Daniel Doubleday wrote:
My application includes many use cases where it has to be able to add many
'n' in an 1-n relationship concurrently. Think of a blog where the the 1 is
the blog entry folder and the n's are the entries. Many users will be adding
entries at the same time. In an RDBM System that's no bi deal since the blog
entry folder never has to be updated when a new entry is added.

With JCR the child node references are stored in the parent node. Thus the
locking problem. I think that's simply the price of JCR and my app is not
suitable.

imo a blog is the perfect application for JCR. it is inherently hierarchical if modeled carefully. Using a well designed hierarchy not just helps representing content on the web using URLs but also helps solving your concurrency problem. Unlike a RDBMs blog entries don't have to be stored in a flat table. Simply store them the way you usually access them: by their date

so, I would structure them the following way:

+ blogs
  + user1
    + 2006
      + 09
        + 24
          + f2f-at-almaden
      + 10
        + 03
          + jcr-is-great
  + user2
    + ...

and since nowadays we want to be restful those blogs are easily mapped to urls like:
http://www.jcrblog.org/user1/2006/10/03/jcr-is-great.html

moreover displaying the blogs written in september 2006 by user1 is as simple as iterating over the child nodes of /blogs/user1/2006/09. no need to run a query.
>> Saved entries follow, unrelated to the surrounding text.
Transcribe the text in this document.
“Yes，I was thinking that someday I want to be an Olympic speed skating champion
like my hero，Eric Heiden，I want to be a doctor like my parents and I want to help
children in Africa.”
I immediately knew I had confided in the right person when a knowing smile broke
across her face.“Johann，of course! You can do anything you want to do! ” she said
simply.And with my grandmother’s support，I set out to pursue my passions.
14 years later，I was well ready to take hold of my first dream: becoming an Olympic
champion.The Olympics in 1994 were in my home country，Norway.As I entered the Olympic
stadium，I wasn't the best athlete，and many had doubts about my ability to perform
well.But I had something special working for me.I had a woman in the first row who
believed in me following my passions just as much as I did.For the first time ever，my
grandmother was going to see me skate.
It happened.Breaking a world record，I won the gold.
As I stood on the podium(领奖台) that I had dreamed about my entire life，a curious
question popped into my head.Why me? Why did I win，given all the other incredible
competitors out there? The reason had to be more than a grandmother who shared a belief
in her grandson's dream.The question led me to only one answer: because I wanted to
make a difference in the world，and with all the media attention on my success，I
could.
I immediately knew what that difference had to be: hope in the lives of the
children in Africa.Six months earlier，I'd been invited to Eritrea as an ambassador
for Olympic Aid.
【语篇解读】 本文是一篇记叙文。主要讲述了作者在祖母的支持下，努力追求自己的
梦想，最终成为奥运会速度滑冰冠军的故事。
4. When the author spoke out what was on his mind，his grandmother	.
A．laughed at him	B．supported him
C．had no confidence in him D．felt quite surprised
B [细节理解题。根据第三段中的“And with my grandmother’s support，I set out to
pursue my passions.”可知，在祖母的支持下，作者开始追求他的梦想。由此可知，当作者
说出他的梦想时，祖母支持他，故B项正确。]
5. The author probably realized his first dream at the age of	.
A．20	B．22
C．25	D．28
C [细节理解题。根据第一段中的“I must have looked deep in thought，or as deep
and finally your concurrency problem disappeared too. Unless the very unlikely case occurs that a user enters two blog entries at the same time.

IMO JCR is closer to a object oriented than a relational database, hence the data structure and the node types should be modeled with this in mind.

If you still have concurrent changes on a node you can use the utility class org.apache.jackrabbit.util.Locked, which helps you to synchronize access to a lockable node with just a couple of lines of code.